(1) Insertional Inactivation of antibiotic resistance gene- As discussed in an earlier lecture, bacterial plasmid PBR322 has two antibiotic resistance gene, Apr and Tcr. If a gene fragment will be cloned in ScaI, it will disrupt the Apr gene. As a result, the clone will be ampicillin sensitive and Tcr. where as the original plasmid will be Apr and Tcr. To select the clone, first the transformed e.coli is plated on tetracycline containing media. Subsequently, a replica plate will be made on ampicillin containing media to identify the clone growing on tetracycline media but not on ampicillin media. This approach is schematically depicted in Figure 22.3.

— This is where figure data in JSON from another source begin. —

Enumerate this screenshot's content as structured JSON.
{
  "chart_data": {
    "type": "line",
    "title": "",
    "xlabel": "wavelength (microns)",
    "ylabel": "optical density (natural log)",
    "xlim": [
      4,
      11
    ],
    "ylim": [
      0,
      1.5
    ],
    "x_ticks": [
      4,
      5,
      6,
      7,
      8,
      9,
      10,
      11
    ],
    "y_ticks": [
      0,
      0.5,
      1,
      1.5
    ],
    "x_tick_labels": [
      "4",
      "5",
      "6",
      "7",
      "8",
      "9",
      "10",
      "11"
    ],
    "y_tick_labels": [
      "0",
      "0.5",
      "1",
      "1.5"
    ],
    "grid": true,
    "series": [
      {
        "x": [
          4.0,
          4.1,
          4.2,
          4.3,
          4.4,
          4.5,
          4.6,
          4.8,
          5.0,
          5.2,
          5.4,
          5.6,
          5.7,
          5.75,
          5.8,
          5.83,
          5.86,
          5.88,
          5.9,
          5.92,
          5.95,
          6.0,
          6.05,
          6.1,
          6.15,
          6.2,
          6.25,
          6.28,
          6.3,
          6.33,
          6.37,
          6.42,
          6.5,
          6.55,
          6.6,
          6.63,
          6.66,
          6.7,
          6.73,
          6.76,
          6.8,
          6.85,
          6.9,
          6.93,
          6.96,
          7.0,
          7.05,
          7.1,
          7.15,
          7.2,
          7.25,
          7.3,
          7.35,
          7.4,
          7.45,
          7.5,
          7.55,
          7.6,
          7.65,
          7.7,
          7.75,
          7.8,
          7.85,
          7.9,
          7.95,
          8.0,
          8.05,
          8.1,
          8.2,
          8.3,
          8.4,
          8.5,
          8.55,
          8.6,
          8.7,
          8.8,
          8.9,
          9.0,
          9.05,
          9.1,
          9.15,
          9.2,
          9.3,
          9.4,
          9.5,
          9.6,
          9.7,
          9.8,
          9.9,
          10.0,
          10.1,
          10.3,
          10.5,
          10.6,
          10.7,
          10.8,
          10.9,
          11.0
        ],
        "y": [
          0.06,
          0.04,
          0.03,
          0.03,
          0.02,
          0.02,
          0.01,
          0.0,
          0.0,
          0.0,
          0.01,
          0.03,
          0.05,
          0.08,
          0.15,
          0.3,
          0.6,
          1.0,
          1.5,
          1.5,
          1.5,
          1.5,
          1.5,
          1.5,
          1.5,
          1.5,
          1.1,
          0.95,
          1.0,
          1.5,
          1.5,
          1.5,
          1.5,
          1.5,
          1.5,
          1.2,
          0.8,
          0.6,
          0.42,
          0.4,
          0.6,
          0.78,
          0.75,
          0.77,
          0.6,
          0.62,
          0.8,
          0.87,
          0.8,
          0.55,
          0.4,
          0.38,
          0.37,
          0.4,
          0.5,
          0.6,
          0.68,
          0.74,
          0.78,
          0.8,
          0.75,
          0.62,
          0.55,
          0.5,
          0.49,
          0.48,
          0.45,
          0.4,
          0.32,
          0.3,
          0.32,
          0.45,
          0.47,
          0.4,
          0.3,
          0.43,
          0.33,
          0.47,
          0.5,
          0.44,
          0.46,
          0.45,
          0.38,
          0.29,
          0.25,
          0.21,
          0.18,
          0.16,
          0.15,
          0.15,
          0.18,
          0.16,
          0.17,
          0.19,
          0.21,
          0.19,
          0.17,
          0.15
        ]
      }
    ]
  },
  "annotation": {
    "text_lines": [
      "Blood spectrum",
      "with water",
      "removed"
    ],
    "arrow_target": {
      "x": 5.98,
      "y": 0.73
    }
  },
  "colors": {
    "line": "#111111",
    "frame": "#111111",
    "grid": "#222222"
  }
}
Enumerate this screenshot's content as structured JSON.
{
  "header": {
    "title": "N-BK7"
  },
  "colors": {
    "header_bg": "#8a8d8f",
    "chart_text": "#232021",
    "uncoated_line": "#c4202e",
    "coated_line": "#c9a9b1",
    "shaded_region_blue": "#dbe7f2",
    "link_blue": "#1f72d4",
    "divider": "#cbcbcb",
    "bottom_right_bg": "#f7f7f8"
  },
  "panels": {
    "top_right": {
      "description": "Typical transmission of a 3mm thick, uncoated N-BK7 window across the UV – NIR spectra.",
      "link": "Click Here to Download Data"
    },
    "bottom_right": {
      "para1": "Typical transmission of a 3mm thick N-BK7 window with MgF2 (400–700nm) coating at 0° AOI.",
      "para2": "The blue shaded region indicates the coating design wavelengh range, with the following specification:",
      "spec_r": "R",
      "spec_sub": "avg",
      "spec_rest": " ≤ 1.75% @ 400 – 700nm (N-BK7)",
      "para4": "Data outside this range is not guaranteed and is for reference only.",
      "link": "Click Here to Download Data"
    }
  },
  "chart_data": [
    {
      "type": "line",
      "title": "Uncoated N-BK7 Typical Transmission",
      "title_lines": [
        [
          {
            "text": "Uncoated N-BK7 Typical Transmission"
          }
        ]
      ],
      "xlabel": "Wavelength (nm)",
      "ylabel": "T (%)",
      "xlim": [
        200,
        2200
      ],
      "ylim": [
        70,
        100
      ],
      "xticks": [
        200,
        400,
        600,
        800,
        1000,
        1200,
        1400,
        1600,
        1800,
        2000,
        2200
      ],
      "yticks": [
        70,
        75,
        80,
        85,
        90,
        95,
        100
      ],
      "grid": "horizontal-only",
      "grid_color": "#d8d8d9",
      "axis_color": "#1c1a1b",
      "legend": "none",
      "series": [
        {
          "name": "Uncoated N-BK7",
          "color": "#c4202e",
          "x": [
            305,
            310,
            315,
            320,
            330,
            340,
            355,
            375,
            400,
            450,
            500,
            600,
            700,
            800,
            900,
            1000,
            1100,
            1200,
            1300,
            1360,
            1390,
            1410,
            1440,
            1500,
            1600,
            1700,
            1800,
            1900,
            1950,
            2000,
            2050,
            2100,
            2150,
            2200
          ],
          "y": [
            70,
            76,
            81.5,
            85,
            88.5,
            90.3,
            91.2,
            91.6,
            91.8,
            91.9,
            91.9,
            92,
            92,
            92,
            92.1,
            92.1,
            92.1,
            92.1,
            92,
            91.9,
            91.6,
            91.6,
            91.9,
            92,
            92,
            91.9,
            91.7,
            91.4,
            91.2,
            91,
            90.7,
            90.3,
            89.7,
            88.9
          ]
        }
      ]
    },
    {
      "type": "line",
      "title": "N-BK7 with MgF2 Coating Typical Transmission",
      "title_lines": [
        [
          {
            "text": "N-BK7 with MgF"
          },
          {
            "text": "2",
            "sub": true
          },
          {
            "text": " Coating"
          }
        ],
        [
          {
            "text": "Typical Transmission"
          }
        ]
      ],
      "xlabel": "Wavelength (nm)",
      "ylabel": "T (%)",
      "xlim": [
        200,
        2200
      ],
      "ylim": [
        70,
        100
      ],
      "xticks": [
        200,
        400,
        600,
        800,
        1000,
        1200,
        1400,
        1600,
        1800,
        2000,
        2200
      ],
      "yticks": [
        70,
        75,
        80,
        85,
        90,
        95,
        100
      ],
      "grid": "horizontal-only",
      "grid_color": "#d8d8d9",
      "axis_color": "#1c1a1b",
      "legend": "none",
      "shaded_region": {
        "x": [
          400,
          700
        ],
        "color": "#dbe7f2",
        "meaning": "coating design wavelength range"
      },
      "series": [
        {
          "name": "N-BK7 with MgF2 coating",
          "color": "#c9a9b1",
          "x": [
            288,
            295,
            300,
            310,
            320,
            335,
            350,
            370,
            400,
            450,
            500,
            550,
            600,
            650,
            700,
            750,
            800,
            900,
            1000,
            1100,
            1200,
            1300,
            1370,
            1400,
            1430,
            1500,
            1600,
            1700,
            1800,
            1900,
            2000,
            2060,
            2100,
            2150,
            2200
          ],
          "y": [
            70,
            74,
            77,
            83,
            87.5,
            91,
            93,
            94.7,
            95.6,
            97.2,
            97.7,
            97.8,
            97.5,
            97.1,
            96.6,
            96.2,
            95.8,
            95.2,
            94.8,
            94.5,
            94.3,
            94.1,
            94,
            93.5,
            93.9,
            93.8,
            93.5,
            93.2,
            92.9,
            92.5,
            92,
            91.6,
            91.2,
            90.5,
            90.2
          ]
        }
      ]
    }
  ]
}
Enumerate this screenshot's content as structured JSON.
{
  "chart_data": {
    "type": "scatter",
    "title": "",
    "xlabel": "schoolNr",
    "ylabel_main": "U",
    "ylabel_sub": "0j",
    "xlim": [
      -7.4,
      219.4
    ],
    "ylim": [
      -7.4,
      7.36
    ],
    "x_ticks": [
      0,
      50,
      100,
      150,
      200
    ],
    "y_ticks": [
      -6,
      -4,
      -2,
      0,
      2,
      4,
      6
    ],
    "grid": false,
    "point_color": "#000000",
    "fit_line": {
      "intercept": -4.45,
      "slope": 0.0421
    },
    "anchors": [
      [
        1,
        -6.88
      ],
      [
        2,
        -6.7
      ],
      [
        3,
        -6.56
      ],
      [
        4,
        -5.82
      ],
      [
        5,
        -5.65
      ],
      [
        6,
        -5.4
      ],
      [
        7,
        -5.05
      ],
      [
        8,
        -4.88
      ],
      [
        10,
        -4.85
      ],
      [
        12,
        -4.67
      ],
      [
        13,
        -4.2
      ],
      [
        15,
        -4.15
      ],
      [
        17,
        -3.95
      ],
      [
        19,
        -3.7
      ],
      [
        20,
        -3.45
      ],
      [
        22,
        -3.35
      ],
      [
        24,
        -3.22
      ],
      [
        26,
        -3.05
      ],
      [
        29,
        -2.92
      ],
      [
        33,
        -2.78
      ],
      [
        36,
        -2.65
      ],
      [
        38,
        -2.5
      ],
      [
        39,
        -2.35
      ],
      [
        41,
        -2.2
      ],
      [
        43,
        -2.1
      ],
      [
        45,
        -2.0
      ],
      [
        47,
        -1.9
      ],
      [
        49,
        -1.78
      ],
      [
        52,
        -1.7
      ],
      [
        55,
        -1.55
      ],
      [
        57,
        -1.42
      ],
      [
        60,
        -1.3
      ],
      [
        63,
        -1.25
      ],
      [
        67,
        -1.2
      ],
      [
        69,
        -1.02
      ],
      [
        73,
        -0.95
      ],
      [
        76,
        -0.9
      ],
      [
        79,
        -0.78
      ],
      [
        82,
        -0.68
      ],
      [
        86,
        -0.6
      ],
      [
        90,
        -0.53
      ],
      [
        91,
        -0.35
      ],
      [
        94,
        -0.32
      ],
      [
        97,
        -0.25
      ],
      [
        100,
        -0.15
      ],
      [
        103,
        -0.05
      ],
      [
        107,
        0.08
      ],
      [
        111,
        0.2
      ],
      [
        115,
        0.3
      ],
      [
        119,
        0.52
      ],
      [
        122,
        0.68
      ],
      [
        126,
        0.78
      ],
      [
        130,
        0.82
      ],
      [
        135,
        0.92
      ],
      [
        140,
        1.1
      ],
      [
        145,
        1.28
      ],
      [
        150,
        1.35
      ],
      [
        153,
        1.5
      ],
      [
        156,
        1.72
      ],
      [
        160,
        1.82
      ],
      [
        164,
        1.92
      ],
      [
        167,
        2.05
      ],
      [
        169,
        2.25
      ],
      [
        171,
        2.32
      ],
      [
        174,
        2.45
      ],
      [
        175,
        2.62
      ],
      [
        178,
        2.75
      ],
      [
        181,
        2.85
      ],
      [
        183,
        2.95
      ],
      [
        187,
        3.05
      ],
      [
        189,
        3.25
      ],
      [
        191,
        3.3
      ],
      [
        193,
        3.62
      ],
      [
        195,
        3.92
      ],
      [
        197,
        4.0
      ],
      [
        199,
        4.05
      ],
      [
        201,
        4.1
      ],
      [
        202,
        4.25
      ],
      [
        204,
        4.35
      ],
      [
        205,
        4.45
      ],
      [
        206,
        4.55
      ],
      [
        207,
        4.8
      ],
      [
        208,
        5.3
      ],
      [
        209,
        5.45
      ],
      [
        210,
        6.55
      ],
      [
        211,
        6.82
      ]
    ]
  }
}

Figure 22.3: Insertional Inactivation of antibiotic resistance gene in pBR322 to screen recombinant clone.
(2) Insertional Inactivation of LacZ gene- LacZ is a part of lac operon and responsible for synthesis of β-galactosidase. As discussed earlier, X-gal system can be used to detect the insertional inactivation of LacZ gene to screen the cloned fragment. If the gene is inserted into the lacz, the clone will not be able to produce a functional β-galactosidase. Hence, blue colored colonies indicate the presence of an active enzyme or absence of insert where as colorless colonies indicate presence of an insert. This approach is schematically depicted in Figure 22.4.